Important note: The model is trained on the GPU, as this speeds up the learning process many times. If you need to use a GPU, contact our managers, and you will be given access to the GPU. The working directory will contain the weights of the already pre-trained network transferred to the CPU. After training the main network, you can look at the network in the CPU format by loading the appropriate weights into the model.
train_loader_lstm = DataLoader((data=train_features, label=TrainLabels), batchsize=BatchSize, shuffle=true);
train_loader_lstm = gpu.(train_loader_lstm);
test_loader_lstm = DataLoader((data=test_features, label=TestLabels), batchsize=BatchSize, shuffle=true);
test_loader_lstm = gpu.(test_loader_lstm);
Initializing the model
Initialize the model that we will train. In this example, our model is a chain of layers connected to each other.
model_lstm = Chain(
LSTM(n_features, 100),
x -> x[:, end, :],
Dense(100, num_classes),
Flux.softmax) |> gpu;
Initialize the optimizer, the loss function
optLSTM = Flux.Adam(learningrate, (0.9, 0.99));
lossLSTM(x, y) = Flux.Losses.crossentropy(model_lstm(x), y);
Training
Next comes the training cycle of the model
for epoch in 1:MaxEpochs
total_loss = 0.0
correct_predictions = 0
total_samples = 0
total_loss, total_samples, correct_predictions = train_one_epoch(model_lstm, train_loader_lstm, total_loss,
correct_predictions, total_samples, lossLSTM, optLSTM, "Recurrent")
# Calculating accuracy
accuracy = 100.0 * correct_predictions / total_samples
println("Epoch $epoch, Loss: $(total_loss), Accuracy: $(accuracy)%")
end
Saving the model
cpu(model_lstm)
@save "$(@__DIR__)/models/lstm.bson" model_lstm
Evaluation of the trained model
Let's evaluate our model by calculating the accuracy on a test dataset.

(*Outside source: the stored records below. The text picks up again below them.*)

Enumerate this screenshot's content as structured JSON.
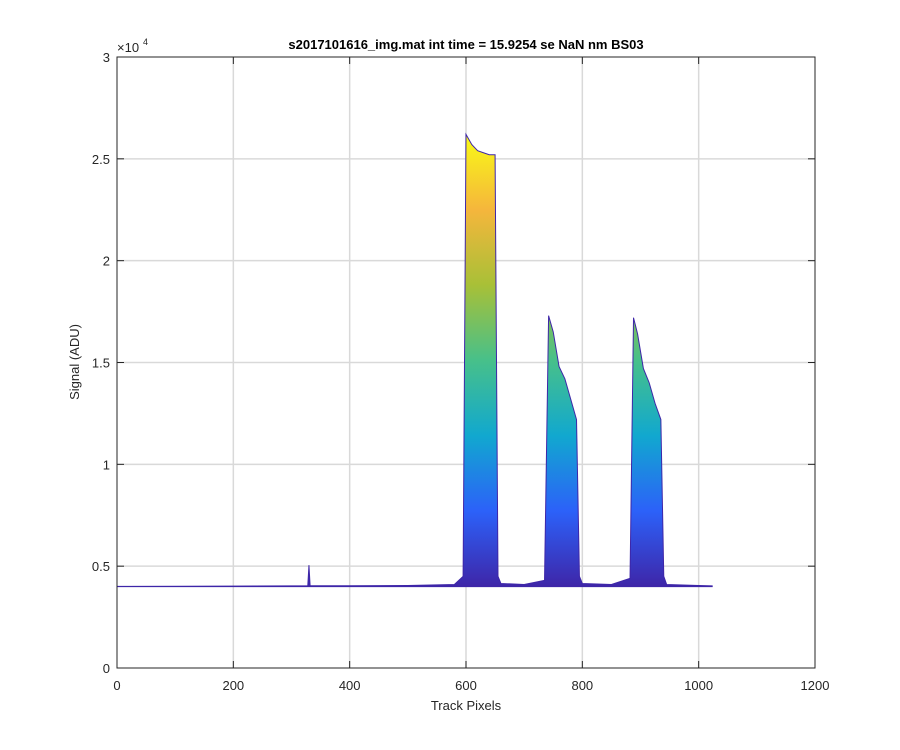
{
  "chart_data": {
    "type": "area",
    "title": "s2017101616_img.mat int time = 15.9254 se  NaN nm BS03",
    "xlabel": "Track Pixels",
    "ylabel": "Signal (ADU)",
    "y_multiplier_label": "×10",
    "y_multiplier_exponent": "4",
    "xlim": [
      0,
      1200
    ],
    "ylim": [
      0,
      30000
    ],
    "xticks": [
      0,
      200,
      400,
      600,
      800,
      1000,
      1200
    ],
    "xtick_labels": [
      "0",
      "200",
      "400",
      "600",
      "800",
      "1000",
      "1200"
    ],
    "yticks": [
      0,
      5000,
      10000,
      15000,
      20000,
      25000,
      30000
    ],
    "ytick_labels": [
      "0",
      "0.5",
      "1",
      "1.5",
      "2",
      "2.5",
      "3"
    ],
    "grid": true,
    "colormap": [
      "#3e26a8",
      "#2c61f9",
      "#11a8cf",
      "#47c08a",
      "#a8c037",
      "#f5b63c",
      "#f9fb15"
    ],
    "baseline": 4000,
    "series": [
      {
        "x": [
          0,
          100,
          200,
          300,
          328,
          330,
          332,
          400,
          500,
          580,
          595,
          600,
          610,
          620,
          630,
          640,
          650,
          655,
          660,
          700,
          735,
          742,
          750,
          760,
          770,
          780,
          790,
          795,
          800,
          850,
          882,
          888,
          895,
          905,
          915,
          925,
          935,
          940,
          945,
          1000,
          1024
        ],
        "y": [
          4000,
          4010,
          4020,
          4030,
          4040,
          5050,
          4040,
          4040,
          4050,
          4100,
          4500,
          26200,
          25700,
          25400,
          25300,
          25200,
          25200,
          4500,
          4150,
          4100,
          4300,
          17300,
          16500,
          14800,
          14200,
          13200,
          12200,
          4500,
          4150,
          4100,
          4400,
          17200,
          16400,
          14700,
          14000,
          13000,
          12200,
          4500,
          4100,
          4050,
          4030
        ]
      }
    ]
  }
}
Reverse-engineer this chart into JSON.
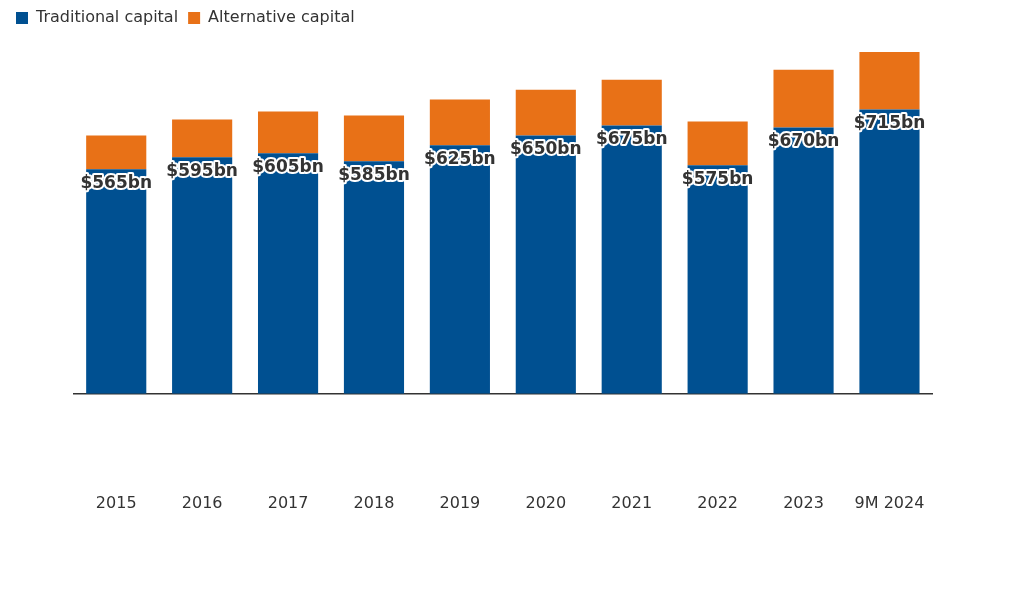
{
  "chart_data": {
    "type": "bar",
    "stacked": true,
    "legend": "top left",
    "categories": [
      "2015",
      "2016",
      "2017",
      "2018",
      "2019",
      "2020",
      "2021",
      "2022",
      "2023",
      "9M 2024"
    ],
    "series": [
      {
        "name": "Traditional capital",
        "color": "#005091",
        "values": [
          565,
          595,
          605,
          585,
          625,
          650,
          675,
          575,
          670,
          715
        ],
        "value_labels": [
          "$565bn",
          "$595bn",
          "$605bn",
          "$585bn",
          "$625bn",
          "$650bn",
          "$675bn",
          "$575bn",
          "$670bn",
          "$715bn"
        ]
      },
      {
        "name": "Alternative capital",
        "color": "#e87117",
        "values": [
          85,
          95,
          105,
          115,
          115,
          115,
          115,
          110,
          145,
          145
        ]
      }
    ]
  }
}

accuracy_score_LSTM, all_predsLSTMm, true_predS_LSTM = evaluate_model_accuracy(test_loader_lstm, model_lstm, classes, lossLSTM, "Recurrent");
println("Accuracy trained model:", accuracy_score_LSTM, "%")

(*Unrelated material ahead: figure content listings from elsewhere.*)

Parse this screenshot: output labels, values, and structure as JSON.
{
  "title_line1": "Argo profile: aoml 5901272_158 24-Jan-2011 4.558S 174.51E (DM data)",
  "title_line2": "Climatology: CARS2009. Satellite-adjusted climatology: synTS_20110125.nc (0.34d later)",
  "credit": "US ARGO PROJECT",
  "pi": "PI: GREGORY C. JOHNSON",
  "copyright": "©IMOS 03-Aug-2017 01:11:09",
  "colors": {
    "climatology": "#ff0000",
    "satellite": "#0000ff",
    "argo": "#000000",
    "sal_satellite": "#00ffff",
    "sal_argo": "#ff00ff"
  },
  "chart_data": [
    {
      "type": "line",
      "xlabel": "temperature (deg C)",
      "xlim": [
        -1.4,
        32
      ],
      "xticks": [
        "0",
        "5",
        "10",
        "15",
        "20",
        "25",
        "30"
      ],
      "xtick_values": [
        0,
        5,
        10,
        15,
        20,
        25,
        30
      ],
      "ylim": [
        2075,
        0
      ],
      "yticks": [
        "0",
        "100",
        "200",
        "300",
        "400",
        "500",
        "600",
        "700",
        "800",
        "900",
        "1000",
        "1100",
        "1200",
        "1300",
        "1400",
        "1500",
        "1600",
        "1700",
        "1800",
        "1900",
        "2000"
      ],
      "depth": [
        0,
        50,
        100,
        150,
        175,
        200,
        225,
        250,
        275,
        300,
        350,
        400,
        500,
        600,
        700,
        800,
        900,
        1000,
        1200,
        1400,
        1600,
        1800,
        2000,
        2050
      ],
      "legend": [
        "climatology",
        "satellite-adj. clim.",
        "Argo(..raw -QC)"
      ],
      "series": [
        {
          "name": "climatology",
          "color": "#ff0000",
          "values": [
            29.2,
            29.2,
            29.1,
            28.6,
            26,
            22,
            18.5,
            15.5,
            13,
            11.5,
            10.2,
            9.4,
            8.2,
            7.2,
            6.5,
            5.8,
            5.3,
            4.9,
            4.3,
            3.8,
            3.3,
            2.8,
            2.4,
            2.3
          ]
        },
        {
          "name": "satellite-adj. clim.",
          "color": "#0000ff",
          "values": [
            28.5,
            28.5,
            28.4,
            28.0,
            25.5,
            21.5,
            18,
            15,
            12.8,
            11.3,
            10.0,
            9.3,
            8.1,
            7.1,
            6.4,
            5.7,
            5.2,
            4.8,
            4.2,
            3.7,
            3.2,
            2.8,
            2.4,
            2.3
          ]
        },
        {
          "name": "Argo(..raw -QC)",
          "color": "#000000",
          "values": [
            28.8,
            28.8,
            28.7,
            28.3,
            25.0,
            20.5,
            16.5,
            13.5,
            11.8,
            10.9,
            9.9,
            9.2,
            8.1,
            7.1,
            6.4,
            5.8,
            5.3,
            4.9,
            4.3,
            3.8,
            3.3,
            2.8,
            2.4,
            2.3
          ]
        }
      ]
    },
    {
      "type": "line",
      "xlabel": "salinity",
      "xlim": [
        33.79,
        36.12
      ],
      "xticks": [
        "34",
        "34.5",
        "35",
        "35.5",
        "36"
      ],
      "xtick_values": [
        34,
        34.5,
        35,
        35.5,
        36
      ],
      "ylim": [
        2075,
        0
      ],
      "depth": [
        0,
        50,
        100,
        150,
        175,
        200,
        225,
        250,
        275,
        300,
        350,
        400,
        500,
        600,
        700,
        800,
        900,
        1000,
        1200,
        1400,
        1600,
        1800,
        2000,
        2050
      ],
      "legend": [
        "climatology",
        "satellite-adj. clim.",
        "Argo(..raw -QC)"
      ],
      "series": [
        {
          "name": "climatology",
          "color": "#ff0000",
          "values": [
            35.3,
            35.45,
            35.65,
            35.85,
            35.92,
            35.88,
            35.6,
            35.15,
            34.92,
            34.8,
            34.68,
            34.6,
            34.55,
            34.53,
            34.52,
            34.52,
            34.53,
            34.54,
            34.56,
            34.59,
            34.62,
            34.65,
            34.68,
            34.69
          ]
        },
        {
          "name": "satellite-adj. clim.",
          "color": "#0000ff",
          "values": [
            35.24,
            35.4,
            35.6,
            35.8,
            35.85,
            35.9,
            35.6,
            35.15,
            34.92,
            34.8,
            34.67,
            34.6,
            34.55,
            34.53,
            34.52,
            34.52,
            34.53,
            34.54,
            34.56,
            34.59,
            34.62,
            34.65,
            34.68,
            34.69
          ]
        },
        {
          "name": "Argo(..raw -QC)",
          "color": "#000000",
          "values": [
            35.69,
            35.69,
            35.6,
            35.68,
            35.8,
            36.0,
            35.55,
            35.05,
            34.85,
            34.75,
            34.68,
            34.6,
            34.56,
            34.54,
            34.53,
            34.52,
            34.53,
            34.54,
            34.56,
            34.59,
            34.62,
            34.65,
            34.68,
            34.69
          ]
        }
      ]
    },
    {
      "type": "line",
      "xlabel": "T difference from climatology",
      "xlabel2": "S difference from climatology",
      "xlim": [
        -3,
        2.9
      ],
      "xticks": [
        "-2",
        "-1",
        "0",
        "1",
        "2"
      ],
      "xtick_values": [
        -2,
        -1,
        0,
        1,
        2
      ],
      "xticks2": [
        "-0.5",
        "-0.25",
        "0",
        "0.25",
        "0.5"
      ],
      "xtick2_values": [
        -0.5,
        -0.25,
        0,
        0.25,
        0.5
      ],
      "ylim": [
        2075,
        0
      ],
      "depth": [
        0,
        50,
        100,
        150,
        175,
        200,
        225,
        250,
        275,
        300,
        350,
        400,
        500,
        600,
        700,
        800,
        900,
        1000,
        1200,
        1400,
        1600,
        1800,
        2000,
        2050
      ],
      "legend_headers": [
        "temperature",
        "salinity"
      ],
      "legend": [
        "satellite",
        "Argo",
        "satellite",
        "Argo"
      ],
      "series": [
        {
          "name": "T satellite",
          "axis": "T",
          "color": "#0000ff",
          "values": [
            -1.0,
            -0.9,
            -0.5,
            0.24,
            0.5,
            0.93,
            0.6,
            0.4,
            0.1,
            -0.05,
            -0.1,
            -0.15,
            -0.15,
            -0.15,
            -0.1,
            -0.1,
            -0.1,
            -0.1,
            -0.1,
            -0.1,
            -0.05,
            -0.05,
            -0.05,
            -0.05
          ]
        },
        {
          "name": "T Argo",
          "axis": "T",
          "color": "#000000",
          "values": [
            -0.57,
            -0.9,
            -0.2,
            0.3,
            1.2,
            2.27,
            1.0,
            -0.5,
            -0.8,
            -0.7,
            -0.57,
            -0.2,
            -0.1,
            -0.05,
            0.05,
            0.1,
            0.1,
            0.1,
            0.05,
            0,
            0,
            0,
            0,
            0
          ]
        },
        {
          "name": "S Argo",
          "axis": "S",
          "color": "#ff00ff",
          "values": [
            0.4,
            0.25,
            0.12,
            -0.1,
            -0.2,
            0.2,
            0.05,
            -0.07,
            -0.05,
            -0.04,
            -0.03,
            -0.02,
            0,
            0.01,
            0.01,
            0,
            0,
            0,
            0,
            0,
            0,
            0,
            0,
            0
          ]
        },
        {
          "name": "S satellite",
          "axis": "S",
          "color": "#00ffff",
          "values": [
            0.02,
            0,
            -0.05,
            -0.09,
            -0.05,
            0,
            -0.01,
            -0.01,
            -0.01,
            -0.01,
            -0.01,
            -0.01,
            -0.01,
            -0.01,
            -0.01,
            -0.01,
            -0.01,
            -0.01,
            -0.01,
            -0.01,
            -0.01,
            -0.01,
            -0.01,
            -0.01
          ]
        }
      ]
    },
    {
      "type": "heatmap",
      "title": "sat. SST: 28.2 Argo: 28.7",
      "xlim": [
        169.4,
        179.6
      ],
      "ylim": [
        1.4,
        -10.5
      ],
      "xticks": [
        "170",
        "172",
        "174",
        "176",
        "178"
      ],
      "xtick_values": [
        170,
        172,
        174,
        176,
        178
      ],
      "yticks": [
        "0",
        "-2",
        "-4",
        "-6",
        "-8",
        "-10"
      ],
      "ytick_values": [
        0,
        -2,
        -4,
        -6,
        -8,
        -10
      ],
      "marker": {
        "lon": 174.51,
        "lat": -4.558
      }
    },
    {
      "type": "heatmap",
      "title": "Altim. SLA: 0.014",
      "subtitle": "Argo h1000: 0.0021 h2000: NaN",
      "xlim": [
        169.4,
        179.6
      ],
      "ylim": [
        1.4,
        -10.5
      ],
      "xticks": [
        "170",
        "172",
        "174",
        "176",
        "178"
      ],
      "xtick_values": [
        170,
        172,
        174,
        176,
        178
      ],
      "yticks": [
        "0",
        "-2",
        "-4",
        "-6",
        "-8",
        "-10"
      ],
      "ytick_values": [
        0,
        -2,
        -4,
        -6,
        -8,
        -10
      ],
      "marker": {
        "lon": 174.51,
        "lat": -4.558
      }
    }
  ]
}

Now let's build an error matrix for visual evaluation of the model.
preds_for_CM_LSTM = map(x -> x[1], all_predsLSTMm);
conf_matrix = CM.confmat(preds_for_CM_LSTM, true_predS_LSTM, levels=[1, 2])
conf_matrix = CM.matrix(conf_matrix)
plot_confusion_matrix(conf_matrix)
Let's test the model on a specific observation
random_index = rand(1:size(test_features, 3))
random_sample = test_features[:, :, random_index]
random_label = onecold(TestLabels[:, random_index])
random_sample = cpu(random_sample);
model_data = BSON.load("$(@__DIR__)/models/lstm.bson")
cpu_lstm = model_data[:model_lstm] |>cpu
predicted_probs = cpu_lstm(random_sample)
predicted_class = onecold(predicted_probs)
# Output of the result
println("Random Sample Index: $random_index")
println("True Label: $random_label")
println("Predicted Probabilities: $predicted_probs")
println("Predicted Class: $predicted_class")
As can be seen from the results above, the model correctly classified the instance provided to it.
Conclusion
This example shows a workflow for performing radar target classification using machine learning and deep learning techniques. Although this example used synthesized data for training and testing, it can be easily expanded to take into account the actual results of the radar.